David Fincher e Rooney Mara nas gravações de Os homens que não amavam as mulheres: o filme recebeu cinco indicações ao Oscar, mais do que três filmes que concorrem a melhor produção do ano
Porém...
Michelle Williams foi indicada no ano passado por Namorados para sempre e foi novamente contemplada este ano por Sete dias com Marilyn. Será que essa indicação vai só na conta do Harvey Weinstein?
Bonitões?
Fica para as mulheres a palavra final. Mas a lista de candidatos ao Oscar de melhor ator acabou menos bela do que se anunciava. Não que Demian Bichir e Gary Oldman sejam desprovidos de beleza, mas não chegam assim a ser um Ryan Gosling ou Leonardo DiCaprio.
Bechir, a surpresa latina: entre Javier Bardem e Antonio Banderas...
Multiculturalismo
Todo ano surgem reclamações. “Não há negros entre os indicados”, “Não há latinos concorrendo” ou “Da Europa só os ingleses são lembrados”. Pois bem. As categorias de atuação não poderiam ter sido mais democráticas em 2012. Há dois ingleses concorrendo (Gary Oldman e Kenneth Branagh), um sueco (Max Von Sydow), dois franceses (Berenice Bejo e Jean Dujardin), duas negras (Viola Davis e Octavia Spencer), um latino (Demian Bichir) e até mesmo dois gordinhos (Melissa McCarthy e Jonah Hill).
Shame on you!
Michael Fassbender, cuja cotação vinha crescendo nas últimas semanas, não conseguiu vaga entre os finalistas do Oscar. Shame, aliás, acabou completamente fora da premiação; fato que pode prejudicar sua distribuição nos cinemas brasileiros.

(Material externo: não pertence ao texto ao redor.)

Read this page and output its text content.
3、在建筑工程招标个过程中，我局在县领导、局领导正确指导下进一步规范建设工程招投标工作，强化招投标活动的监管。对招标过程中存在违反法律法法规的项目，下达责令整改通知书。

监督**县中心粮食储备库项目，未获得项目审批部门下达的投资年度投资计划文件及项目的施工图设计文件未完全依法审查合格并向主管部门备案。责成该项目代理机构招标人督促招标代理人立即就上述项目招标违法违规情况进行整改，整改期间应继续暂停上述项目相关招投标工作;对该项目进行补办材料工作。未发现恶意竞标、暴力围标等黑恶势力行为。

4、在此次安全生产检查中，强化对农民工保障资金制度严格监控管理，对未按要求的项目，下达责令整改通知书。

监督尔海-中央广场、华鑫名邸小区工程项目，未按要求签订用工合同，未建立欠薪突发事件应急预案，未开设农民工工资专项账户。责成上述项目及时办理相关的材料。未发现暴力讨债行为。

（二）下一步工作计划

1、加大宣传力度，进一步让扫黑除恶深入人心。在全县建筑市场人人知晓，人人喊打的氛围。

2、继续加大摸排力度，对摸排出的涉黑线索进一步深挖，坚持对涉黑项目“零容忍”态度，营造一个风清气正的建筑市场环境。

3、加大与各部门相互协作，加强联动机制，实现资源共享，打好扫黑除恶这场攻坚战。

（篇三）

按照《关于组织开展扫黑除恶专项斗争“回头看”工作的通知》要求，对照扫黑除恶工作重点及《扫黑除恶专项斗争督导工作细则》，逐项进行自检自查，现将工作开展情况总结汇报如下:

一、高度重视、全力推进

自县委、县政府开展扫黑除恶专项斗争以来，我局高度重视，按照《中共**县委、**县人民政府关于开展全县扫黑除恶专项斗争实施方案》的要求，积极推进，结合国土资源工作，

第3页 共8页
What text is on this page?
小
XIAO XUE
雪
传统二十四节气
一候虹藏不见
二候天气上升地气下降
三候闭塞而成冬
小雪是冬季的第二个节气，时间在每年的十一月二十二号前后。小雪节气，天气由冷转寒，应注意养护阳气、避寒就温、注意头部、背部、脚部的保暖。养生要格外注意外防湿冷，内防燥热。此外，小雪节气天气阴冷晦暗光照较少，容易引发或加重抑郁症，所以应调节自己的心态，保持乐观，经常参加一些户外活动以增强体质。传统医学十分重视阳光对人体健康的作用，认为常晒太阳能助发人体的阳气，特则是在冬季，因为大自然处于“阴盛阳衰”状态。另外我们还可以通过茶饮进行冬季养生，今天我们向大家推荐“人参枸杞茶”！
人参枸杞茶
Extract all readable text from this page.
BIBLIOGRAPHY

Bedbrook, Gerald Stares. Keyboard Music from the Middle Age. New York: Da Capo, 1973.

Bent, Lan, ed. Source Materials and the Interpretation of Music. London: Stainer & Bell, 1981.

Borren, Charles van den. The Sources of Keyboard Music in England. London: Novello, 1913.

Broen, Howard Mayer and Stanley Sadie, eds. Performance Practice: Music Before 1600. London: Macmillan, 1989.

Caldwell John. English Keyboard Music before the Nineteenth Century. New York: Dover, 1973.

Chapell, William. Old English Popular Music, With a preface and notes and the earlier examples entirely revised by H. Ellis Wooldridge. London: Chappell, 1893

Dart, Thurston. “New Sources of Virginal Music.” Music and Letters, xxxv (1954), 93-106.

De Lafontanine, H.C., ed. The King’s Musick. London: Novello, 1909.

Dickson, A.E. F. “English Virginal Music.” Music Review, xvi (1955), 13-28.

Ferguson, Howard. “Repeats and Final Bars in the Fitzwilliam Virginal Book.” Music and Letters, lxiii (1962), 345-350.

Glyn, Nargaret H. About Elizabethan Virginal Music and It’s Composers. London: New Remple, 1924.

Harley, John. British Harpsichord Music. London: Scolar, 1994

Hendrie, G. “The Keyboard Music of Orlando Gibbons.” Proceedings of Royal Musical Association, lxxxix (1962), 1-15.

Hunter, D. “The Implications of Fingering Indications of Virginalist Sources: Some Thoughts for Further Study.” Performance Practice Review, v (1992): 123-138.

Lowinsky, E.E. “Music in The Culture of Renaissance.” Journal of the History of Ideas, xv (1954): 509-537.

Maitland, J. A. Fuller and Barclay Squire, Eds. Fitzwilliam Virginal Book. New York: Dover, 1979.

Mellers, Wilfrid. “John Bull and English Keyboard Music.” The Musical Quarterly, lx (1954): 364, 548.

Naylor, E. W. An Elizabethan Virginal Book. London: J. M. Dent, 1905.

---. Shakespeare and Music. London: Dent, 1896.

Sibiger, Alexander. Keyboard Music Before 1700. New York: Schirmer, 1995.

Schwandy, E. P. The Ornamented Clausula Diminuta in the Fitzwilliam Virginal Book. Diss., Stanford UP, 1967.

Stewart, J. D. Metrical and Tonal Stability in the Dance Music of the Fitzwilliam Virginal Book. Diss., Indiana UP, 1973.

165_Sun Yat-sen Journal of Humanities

Ele morreu na praia novamente!
Já era até certo ponto esperado que Leonardo DiCaprio não fosse indicado ao Oscar de melhor ator por J.Edgar. Dito e feito. O ator até resistiu a saraivada de críticas negativas que o filme recebeu e conquistou um punhado de indicações a prêmios, mas não chegou ao Oscar.
Incoerências
A ideia da nova regra para a categoria de melhor filme era deixar o Oscar com mais cara de Oscar. Bem, com nove indicados não é bem o que acontece. Assim como em 2009 quando Um sonho possível só teve duas indicações ao Oscar – sendo uma delas para melhor filme do ano – o mesmo aconteceu com Tão forte e tão perto. A fita de Stephen Daldry foi indicada apenas nas categorias de filme e ator coadjuvante.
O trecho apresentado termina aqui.